When we’re down in New Orleans, for instance, we enjoy fishing with my dad and going to the movies with my mom. And when we’re in Michigan’s Lower Peninsula, as we are right now, we try to schedule a weekly dinner with Dan’s parents – a terrific opportunity for us to spend time with Dee and Jim (my in-laws) and a chance for Dan, the family cook, to experiment on such willing guinea pigs.

This past Saturday, the four of us convened in the “big house” for our weekly family dinner. With a picturesque view of rain-soaked Big Bear Lake, we sat at the Martones’ round dining table and savored Dan’s latest three-course creation: garlic-lemon peapods, scallops and baby portabella mushrooms in an orange-pepper sauce, and, my favorite, a puff pastry filled with goat cheese and fresh basil, capped with a tomato slice.

All I can say is... who needs a fancy and/or trendy restaurant when Dan’s around? For a decade now, I’ve been told repeatedly by close girlfriends and recent female acquaintances alike just how lucky I am to have a man who not only can cook, but who also likes to cook. And I couldn’t agree with them more.

Although Dan is often his harshest food critic (just as I am often my harshest literary critic), I almost always love his dishes – and appreciate his flair for improvisation and experimentation. While I tend to follow recipes to the letter (as with the blueberry scones I mentioned last Monday), Dan has a gift for veering from recipes and making dishes his own – a precious talent that every memorable cook or chef must possess.

Many times, Dan’s mother and I have tried to convince him to consider a culinary career. But Dan’s heart is set on being a filmmaker – and I wouldn’t want to taint his passion for cooking by thrusting career concerns upon him. After all, as I’m sure many of us can attest, turning a passion (such as writing) into a career is a tricky thing – often causing one’s creative energy to be usurped (or at least influenced) by more practical issues, such as finances.

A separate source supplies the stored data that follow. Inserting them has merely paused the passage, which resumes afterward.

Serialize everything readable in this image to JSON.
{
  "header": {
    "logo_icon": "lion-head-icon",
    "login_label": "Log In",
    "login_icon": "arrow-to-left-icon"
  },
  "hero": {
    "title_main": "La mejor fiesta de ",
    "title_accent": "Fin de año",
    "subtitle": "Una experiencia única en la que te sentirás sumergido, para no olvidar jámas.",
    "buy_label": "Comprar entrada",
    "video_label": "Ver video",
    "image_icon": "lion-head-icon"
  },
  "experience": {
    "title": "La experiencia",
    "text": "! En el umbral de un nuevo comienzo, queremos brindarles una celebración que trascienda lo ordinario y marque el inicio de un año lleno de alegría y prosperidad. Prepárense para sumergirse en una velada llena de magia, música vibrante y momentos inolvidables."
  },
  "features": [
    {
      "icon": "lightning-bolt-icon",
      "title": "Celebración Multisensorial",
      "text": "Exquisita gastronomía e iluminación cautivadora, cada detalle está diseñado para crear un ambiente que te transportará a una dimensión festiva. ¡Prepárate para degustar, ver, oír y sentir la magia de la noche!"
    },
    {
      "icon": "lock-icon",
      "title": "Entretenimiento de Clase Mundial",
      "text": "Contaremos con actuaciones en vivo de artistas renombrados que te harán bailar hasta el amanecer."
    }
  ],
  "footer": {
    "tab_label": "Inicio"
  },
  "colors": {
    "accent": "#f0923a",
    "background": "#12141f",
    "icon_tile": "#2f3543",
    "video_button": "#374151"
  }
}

For now, I’m pleased that Dan has an avocation that delights him so. With all the stresses that he faces in running two film festivals, he deserves to find some joy in cooking for others. And I, quite frankly, deserve to savor his cuisine. So, bring on the puff pastries – I’ll taste-test them gladly.


Stephanie Faris said...

Mmmm. My boyfriend is an excellent chef as well but it's a passion that just doesn't really pay as well as sales -- his chosen field. Plus, while he loves cooking, it's not really his passion. I guess that's the key. We can all be really good at things but we have to pursue our passions.

Laura Martone said...

Mmmm indeed. I'm glad that you understand where I'm coming from, Stephanie. It's nice to have a partner who can cook so well - but, you're right, as with writing, cooking can be an iffy career choice. Still, no matter how difficult it is, we must - as you say - pursue our passions. Otherwise, we'll never be fully happy... or at peace.